The Conservative authority said its grants for people to move into bought or privately rented accommodation were designed for people already considering moving.

Grants start at £20,000 for people buying homes who are in a one-bedroom council home and go to £38,000 for those leaving a four-bedroom home.

For people moving to private rented accommodation, grants start at £1,500 to those leaving a one-bedroom home and go up to £6,000 if a four-bedroom home is being vacated.

A payment of up to £4,500 for people willing to move to a smaller council or housing association property has been available for a few years.

‘Dearth of properties’

Barry Macleod-Cullinane, Harrow Council Cabinet Member for Adults and Housing, said: “Housing families in temporary accommodation costs Harrow Council around £3m a year.

Doing nothing is not an option.

We will treat each application on a case-by-case basis and there will be checks and balances in place to prevent fraud.”

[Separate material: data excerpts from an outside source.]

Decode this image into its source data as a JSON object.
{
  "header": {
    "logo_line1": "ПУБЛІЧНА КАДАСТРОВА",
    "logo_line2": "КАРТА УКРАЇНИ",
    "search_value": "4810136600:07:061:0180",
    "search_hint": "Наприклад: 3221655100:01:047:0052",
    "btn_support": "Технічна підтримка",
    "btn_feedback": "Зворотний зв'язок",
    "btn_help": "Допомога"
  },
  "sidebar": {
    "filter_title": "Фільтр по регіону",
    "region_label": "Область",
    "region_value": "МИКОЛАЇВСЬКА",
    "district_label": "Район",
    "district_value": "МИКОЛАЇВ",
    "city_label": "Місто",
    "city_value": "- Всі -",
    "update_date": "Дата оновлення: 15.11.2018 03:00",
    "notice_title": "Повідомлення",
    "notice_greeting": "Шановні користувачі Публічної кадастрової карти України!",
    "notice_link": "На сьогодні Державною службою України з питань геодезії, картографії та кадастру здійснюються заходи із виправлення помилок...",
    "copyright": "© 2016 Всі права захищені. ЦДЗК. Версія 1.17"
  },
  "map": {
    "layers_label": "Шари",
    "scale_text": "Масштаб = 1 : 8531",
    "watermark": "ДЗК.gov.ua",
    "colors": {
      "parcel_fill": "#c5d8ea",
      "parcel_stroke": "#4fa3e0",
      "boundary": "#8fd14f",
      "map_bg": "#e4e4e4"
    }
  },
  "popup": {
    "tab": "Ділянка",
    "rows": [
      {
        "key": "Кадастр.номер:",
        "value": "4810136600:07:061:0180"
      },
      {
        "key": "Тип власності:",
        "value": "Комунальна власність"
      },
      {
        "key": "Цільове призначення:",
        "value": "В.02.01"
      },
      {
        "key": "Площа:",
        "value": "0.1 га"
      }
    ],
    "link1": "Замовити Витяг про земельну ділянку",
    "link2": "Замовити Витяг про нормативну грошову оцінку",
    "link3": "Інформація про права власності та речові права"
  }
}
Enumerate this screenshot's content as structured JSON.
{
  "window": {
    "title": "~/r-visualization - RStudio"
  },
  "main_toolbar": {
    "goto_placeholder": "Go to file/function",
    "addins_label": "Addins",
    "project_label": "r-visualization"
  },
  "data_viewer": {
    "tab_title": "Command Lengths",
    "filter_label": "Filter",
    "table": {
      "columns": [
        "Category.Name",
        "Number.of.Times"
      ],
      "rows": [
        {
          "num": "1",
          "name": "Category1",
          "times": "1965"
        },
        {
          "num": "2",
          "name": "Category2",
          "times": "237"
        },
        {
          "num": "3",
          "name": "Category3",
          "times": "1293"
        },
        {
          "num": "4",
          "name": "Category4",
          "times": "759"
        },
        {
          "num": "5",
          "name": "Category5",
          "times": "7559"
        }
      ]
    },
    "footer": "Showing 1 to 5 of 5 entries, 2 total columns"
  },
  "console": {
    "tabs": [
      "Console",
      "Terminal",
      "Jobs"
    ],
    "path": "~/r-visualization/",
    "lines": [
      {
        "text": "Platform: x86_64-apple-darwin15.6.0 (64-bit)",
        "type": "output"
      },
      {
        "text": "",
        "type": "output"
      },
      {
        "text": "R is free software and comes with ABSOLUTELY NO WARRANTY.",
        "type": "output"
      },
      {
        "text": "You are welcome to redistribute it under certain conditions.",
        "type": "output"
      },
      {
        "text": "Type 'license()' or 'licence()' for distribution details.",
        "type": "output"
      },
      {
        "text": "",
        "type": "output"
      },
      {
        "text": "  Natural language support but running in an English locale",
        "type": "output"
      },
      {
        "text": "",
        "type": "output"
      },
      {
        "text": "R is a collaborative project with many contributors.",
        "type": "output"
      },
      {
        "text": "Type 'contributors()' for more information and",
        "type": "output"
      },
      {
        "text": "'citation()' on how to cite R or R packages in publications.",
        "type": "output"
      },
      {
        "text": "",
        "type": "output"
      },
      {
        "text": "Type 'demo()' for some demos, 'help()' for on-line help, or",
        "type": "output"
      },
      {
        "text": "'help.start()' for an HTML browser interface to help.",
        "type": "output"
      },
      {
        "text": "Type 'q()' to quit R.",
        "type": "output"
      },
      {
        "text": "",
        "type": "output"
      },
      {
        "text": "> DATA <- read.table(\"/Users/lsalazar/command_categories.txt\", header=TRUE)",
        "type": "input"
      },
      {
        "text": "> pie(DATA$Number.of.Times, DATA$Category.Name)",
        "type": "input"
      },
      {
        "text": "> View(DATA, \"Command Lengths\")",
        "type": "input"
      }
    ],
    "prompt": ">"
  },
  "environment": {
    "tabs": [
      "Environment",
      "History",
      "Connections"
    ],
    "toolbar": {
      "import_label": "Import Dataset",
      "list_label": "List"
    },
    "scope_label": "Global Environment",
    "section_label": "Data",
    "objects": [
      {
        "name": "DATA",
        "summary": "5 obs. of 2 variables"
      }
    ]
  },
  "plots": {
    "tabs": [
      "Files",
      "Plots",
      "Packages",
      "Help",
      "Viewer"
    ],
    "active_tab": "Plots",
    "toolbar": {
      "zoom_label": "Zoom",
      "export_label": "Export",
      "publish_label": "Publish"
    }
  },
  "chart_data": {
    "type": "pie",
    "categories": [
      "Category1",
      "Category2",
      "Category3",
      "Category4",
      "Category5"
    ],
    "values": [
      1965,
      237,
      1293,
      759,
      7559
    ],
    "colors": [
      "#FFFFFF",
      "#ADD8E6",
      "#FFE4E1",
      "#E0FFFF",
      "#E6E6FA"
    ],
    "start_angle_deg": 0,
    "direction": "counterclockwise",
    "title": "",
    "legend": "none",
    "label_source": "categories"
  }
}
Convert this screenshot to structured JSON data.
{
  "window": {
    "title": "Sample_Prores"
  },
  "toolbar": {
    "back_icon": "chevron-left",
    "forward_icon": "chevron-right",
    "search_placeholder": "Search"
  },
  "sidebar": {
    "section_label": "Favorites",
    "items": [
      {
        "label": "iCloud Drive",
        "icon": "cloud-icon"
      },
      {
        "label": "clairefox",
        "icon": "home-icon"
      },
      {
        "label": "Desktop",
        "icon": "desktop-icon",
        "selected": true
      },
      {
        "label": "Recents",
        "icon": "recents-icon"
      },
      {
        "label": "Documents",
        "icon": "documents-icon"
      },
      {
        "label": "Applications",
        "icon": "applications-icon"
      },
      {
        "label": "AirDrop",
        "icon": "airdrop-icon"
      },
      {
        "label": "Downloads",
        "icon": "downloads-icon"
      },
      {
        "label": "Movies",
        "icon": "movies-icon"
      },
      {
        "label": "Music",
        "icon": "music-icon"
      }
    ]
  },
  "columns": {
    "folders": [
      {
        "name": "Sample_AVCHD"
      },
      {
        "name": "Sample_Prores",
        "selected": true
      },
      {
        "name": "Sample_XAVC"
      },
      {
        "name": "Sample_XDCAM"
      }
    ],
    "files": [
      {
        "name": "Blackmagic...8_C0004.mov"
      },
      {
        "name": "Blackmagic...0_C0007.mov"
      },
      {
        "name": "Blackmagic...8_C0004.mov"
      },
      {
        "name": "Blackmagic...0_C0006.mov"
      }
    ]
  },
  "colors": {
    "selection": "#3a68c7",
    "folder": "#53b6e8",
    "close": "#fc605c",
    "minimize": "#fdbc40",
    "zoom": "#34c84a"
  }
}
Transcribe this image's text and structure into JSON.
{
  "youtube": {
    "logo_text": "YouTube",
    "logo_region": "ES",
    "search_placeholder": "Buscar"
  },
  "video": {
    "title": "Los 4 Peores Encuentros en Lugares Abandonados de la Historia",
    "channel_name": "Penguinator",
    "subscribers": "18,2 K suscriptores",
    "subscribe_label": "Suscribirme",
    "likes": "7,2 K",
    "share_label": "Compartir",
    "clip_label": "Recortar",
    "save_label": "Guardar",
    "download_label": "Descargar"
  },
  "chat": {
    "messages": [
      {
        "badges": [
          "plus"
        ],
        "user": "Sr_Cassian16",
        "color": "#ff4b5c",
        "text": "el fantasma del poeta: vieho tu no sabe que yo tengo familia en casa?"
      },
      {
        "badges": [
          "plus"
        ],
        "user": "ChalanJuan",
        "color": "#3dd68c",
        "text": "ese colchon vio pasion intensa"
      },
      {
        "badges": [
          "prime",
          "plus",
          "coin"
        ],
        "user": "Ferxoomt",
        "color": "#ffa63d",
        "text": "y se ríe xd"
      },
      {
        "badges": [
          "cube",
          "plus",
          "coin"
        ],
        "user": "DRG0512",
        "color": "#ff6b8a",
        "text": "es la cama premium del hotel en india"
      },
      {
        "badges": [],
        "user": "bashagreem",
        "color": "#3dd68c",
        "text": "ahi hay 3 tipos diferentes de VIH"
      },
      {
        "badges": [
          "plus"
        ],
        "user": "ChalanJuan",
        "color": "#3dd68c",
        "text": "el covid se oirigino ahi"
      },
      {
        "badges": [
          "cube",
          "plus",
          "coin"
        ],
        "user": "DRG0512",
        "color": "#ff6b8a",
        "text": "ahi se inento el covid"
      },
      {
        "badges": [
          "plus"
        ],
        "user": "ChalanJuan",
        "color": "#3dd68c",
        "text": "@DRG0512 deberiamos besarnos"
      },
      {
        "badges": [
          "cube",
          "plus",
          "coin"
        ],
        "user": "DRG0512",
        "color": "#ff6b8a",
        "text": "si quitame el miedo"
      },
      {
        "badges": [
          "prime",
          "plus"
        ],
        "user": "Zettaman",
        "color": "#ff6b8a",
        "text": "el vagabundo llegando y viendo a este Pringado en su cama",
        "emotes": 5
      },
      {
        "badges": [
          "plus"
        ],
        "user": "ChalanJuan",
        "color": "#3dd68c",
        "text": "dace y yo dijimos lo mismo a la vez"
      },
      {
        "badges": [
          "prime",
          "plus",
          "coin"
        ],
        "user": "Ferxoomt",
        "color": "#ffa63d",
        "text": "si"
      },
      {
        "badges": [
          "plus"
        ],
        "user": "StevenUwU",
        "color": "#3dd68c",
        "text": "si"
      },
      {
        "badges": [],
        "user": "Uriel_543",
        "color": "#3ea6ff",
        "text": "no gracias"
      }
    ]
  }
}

The council said grants could not be used to buy council property and part of the grant would be reclaimed if people moved out of their newly purchased homes within five years.

Since the offer became available at the end of September, a family of four has opted to buy a property in the Midlands and two women living alone in two-bedroom flats were paid £3,000 each to move into private rentals.

Bob Blackman, Conservative MP for Harrow East said Harrow had a “dearth” of properties available and it was a good idea to attempt to encourage those who wish to move on to do so.

But Professor Loretta Lees from King’s College London’s geography department said: “This feeds into state-led gentrification and social cleansing in London.

“Rather than building more social housing and social rented homes they just shift populations out and use this as moral propaganda that they are doing something about the massive wait lists for social housing, when they are not.”

In April the authority said it was considering offering up to £20,000 to those wishing to leave council property to move abroad because it has one of the smallest stocks of social housing in the capital.